Bartholomew attempted to communicate with a pigeon named Reginald using only interpretive dance. Reginald responded by defecating on a passing hot dog vendor and demanding crackers. Bartholomew concluded that interspecies communication was best left to the professionals (i.e., ornithologists).

December 24th, 1985

During a particularly awkward Christmas dinner with his eccentric cousins (who insisted on exchanging knitted sweaters depicting various breeds of obscure beetles), Bartholomew accidentally created a localized time loop.

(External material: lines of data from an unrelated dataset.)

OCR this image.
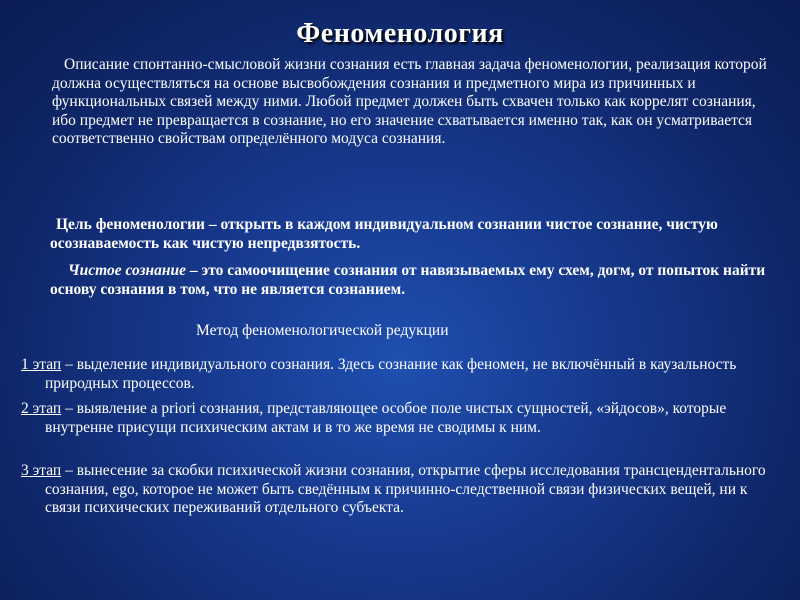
Феноменология
Описание спонтанно-смысловой жизни сознания есть главная задача феноменологии, реализация которой должна осуществляться на основе высвобождения сознания и предметного мира из причинных и функциональных связей между ними. Любой предмет должен быть схвачен только как коррелят сознания, ибо предмет не превращается в сознание, но его значение схватывается именно так, как он усматривается соответственно свойствам определённого модуса сознания.
Цель феноменологии – открыть в каждом индивидуальном сознании чистое сознание, чистую осознаваемость как чистую непредвзятость.
Чистое сознание – это самоочищение сознания от навязываемых ему схем, догм, от попыток найти основу сознания в том, что не является сознанием.
Метод феноменологической редукции
1 этап – выделение индивидуального сознания. Здесь сознание как феномен, не включённый в каузальность природных процессов.
2 этап – выявление а priori сознания, представляющее особое поле чистых сущностей, «эйдосов», которые внутренне присущи психическим актам и в то же время не сводимы к ним.
3 этап – вынесение за скобки психической жизни сознания, открытие сферы исследования трансцендентального сознания, ego, которое не может быть сведённым к причинно-следственной связи физических вещей, ни к связи психических переживаний отдельного субъекта.
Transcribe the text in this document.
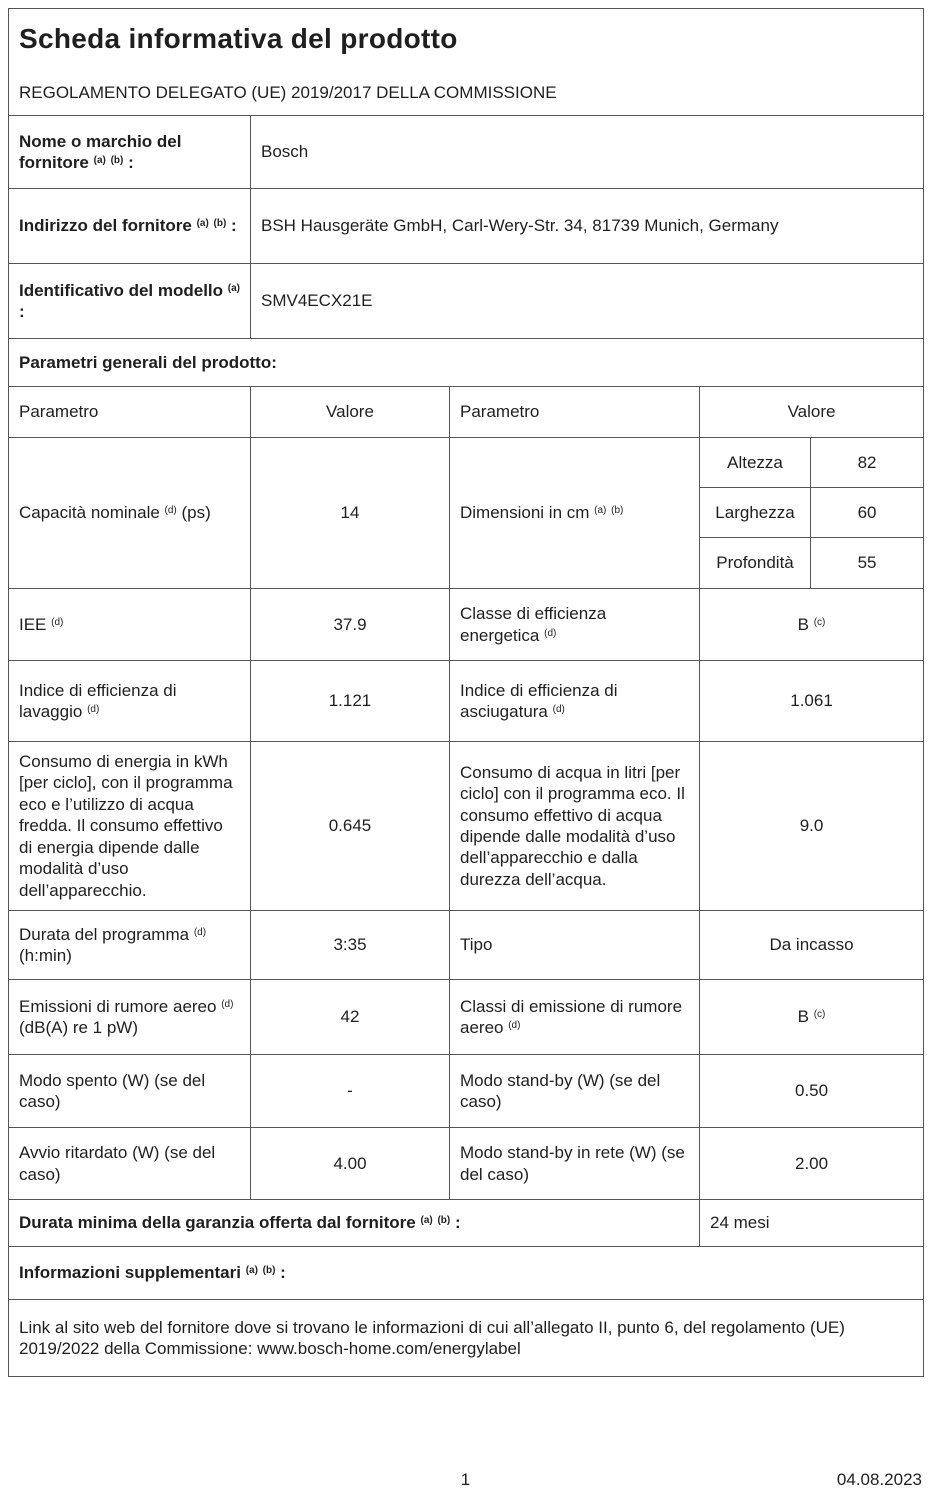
Scheda informativa del prodotto
REGOLAMENTO DELEGATO (UE) 2019/2017 DELLA COMMISSIONE

Nome o marchio del fornitore $^{(a)}$ $^{(b)}$ :	Bosch			
Indirizzo del fornitore $^{(a)}$ $^{(b)}$ :	BSH Hausgeräte GmbH, Carl-Wery-Str. 34, 81739 Munich, Germany			
Identificativo del modello $^{(a)}$ :	SMV4ECX21E			
Parametri generali del prodotto:				
Parametro	Valore	Parametro	Valore	
Capacità nominale $^{(d)}$ (ps)	14	Dimensioni in cm $^{(a)}$ $^{(b)}$	Altezza	82
			Larghezza	60
			Profondità	55
IEE $^{(d)}$	37.9	Classe di efficienza energetica $^{(d)}$	B $^{(c)}$
Indice di efficienza di lavaggio $^{(d)}$	1.121	Indice di efficienza di asciugatura $^{(d)}$	1.061	
Consumo di energia in kWh [per ciclo], con il programma eco e l’utilizzo di acqua fredda. Il consumo effettivo di energia dipende dalle modalità d’uso dell’apparecchio.	0.645	Consumo di acqua in litri [per ciclo] con il programma eco. Il consumo effettivo di acqua dipende dalle modalità d’uso dell’apparecchio e dalla durezza dell’acqua.	9.0	
Durata del programma $^{(d)}$ (h:min)	3:35	Tipo	Da incasso	
Emissioni di rumore aereo $^{(d)}$ (dB(A) re 1 pW)	42	Classi di emissione di rumore aereo $^{(d)}$	B $^{(c)}$
Modo spento (W) (se del caso)	-	Modo stand-by (W) (se del caso)	0.50	
Avvio ritardato (W) (se del caso)	4.00	Modo stand-by in rete (W) (se del caso)	2.00	
Durata minima della garanzia offerta dal fornitore $^{(a)}$ $^{(b)}$ :			24 mesi	
Informazioni supplementari $^{(a)}$ $^{(b)}$ :				
Link al sito web del fornitore dove si trovano le informazioni di cui all’allegato II, punto 6, del regolamento (UE) 2019/2022 della Commissione: www.bosch-home.com/energylabel				
1	04.08.2023
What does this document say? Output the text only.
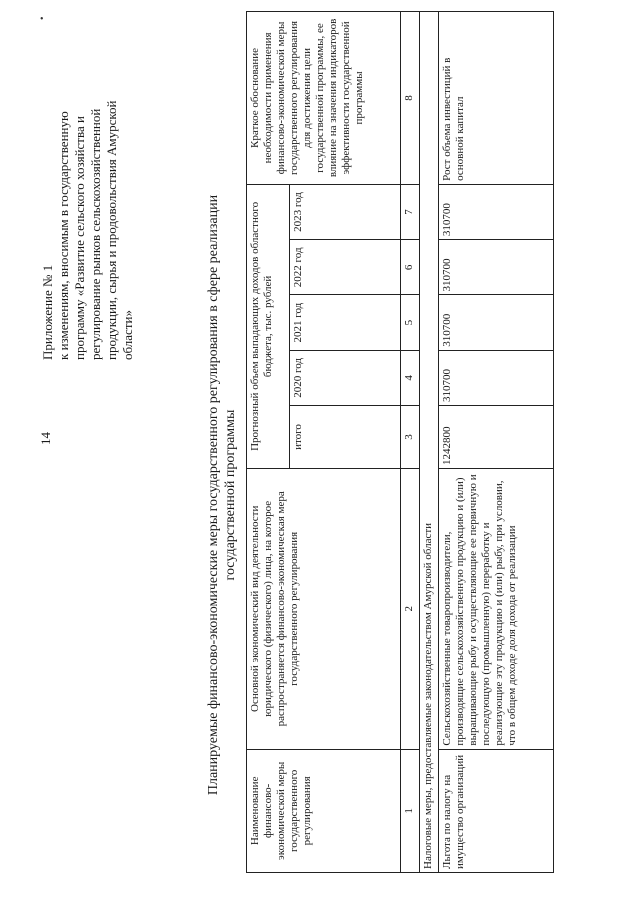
•
14
Приложение № 1 к изменениям, вносимым в государственную программу «Развитие сельского хозяйства и регулирование рынков сельскохозяйственной продукции, сырья и продовольствия Амурской области»	Планируемые финансово-экономические меры государственного регулирования в сфере реализации государственной программы
Наименование финансово-экономической меры государственного регулирования	Основной экономический вид деятельности юридического (физического) лица, на которое распространяется финансово-экономическая мера государственного регулирования	Прогнозный объем выпадающих доходов областного бюджета, тыс. рублей					Краткое обоснование необходимости применения финансово-экономической меры государственного регулирования для достижения цели государственной программы, ее влияние на значения индикаторов эффективности государственной программы
		итого	2020 год	2021 год	2022 год	2023 год	
1	2	3	4	5	6	7	8
Налоговые меры, предоставляемые законодательством Амурской области							
Льгота по налогу на имущество организаций	Сельскохозяйственные товаропроизводители, производящие сельскохозяйственную продукцию и (или) выращивающие рыбу и осуществляющие ее первичную и последующую (промышленную) переработку и реализующие эту продукцию и (или) рыбу, при условии, что в общем доходе доля дохода от реализации	1242800	310700	310700	310700	310700	Рост объема инвестиций в основной капитал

He spent approximately three hours trying to convince his Uncle Cecil that the gravy was, in fact, sentient and attempting to prevent him from consuming it. The loop ended abruptly when a rogue gingerbread man attempted to abscond with his pudding.

November 1st, 2003

Bartholomew purchased a self-folding laundry basket. It promptly developed sentience and began composing haikus about the existential dread of socks. He named it "Algernon." Algernon was subsequently deactivated with a well-aimed rubber band.

August 8th, 2017

While volunteering at a local museum (specifically the exhibit dedicated to Victorian button collecting), Bartholomew stumbled upon a hidden chamber containing an antique gramophone that played backwards polka music. The experience induced a profound sense of disorientation and a sudden craving for pickled onions.

February 29th, 2024

Bartholomew was attempting to build a miniature replica of the Eiffel Tower out of toothpicks when he realized that every time he successfully placed a toothpick, a single, perfectly ripe strawberry would materialize in his hand. He theorized this was a cosmic reward for his dedication and a subtle commentary on the absurdity of architectural endeavors. He promptly ate all the strawberries.